# Homework Help: Waves & Sound: How deep is your well?

1. Nov 20, 2004

### internetimothy

I'm working on a problem for my Grade 11 class.

A stone is dropped down a well, and, 16 seconds later, the sound of it splashing into the water is heard by people at ground level. The temperature in the well is 10 degress celsius.

I'm asked to find the depth of the well. So, what I've done so far is this...

I've said the change in time for the falling rock will be 'y' and the change in time for the sound travelling back up will be '16 - y'. The distance from the top of the well to the point of impact (source of the sound) is 'x'. Given negligible air resistance and whatnot, a = g. The speed of the sound returning up the well will be 332 m/s + 0.6 (10 degrees C), or 338 m/s.

I've taken my kinematics equations, and said that, for the falling rock, x = 1/2gy^2, and for the sound travelling up, x = 338 m/s * (16-y). I've set the two equal, but I can't do anything past this point. For some reason, I can't remember the algebraic ... uh, stuff.. that I'd need to do this. I'm thinking I should convert what I have to a quadratic (a + b -c = 0?) and then use the quadratic equation, but I can't remember how to do that.

2. Nov 20, 2004

### vsage

1/2*9.8*y^2 = 338(16-y) is what you have. Converting to ay^2 + by + c = 0 shouldn't be too bad: Just distribute the 338 on the right hand side and subtract it over to the left hand side.

3. Nov 20, 2004

### Integral

Staff Emeritus
Looks like you have done the hard part correctly, this getting the correct relationships. I am surprised that you can't finish the simple algebra!
You have:
$$x = \frac {gy^2} 2 = v_s ( 16-y)$$
( vs is the speed of sound )
so now all you need do is assemble the pieces to get the standard from of a quadratic.
First distribute vs across the RHS (Right Hand Side)

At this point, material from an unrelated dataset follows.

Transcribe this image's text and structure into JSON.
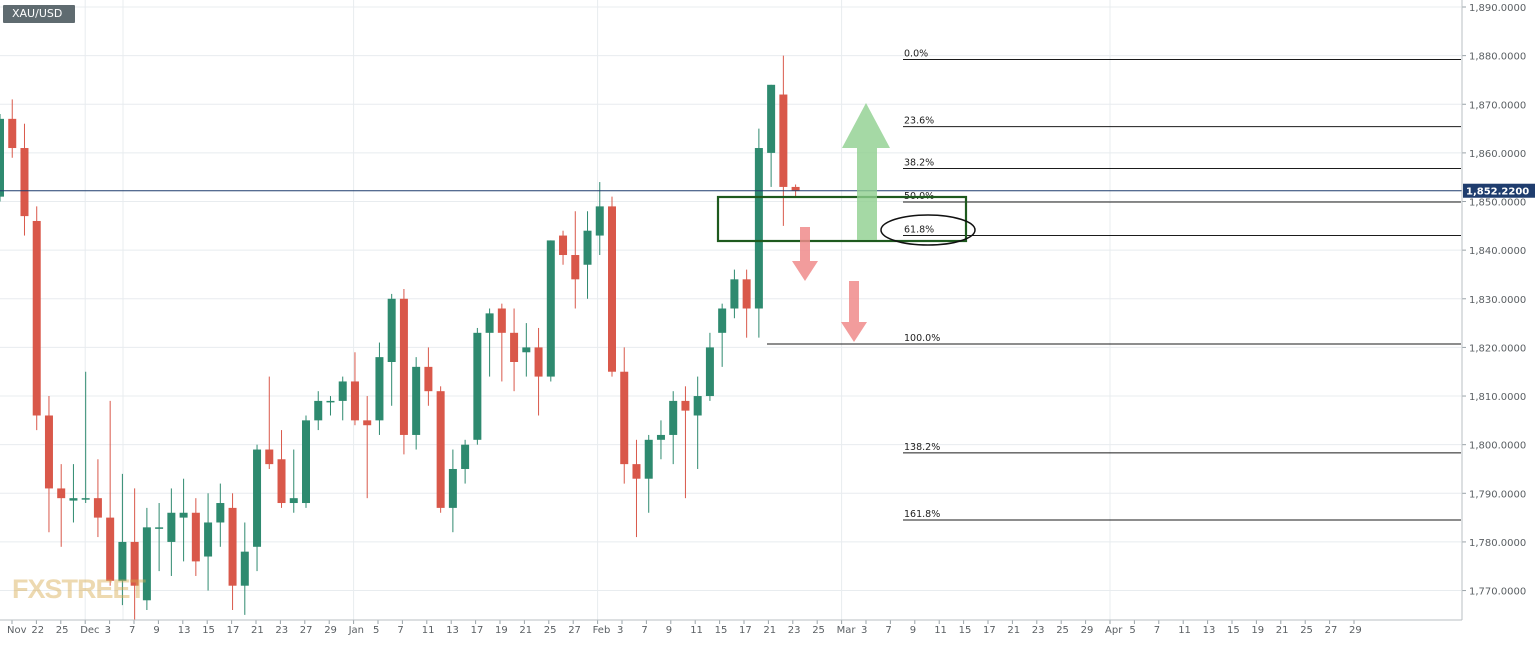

$$x = \frac {gy^2} 2 = v_s 16- v_s y$$
$$x = -(v_s 16-v_s y)$$

to each side, to get,

$$\frac {gy^2} 2 + v_s y - 16 v_s = 0$$

Now for a refresher

$$ax^2 + bx +c =0$$
The roots are:

$$x = \frac { -b \pm \sqrt{b^2 - 4 ac}} 2a$$

Can you complete your problem now?

4. Nov 20, 2004

### internetimothy

Mmm..awesome. Yeah, I can do this now. Thanks!

5. Nov 21, 2004

### Physics is Phun

just to be clear once you have the change in time for the falling rock you can the put that time into d= at^2/2 correct? just for future reference, what is the correct answer?

6. Nov 21, 2004

### Sirus

Just to avoid any confusion, I believe you meant the a to be in the denominator as well.

Last edited: Nov 21, 2004
7. Nov 22, 2004

### Integral

Staff Emeritus
Sirus,

As you well know you are correct! Unfortunately, it is now to late to fix the error so it must stay as is.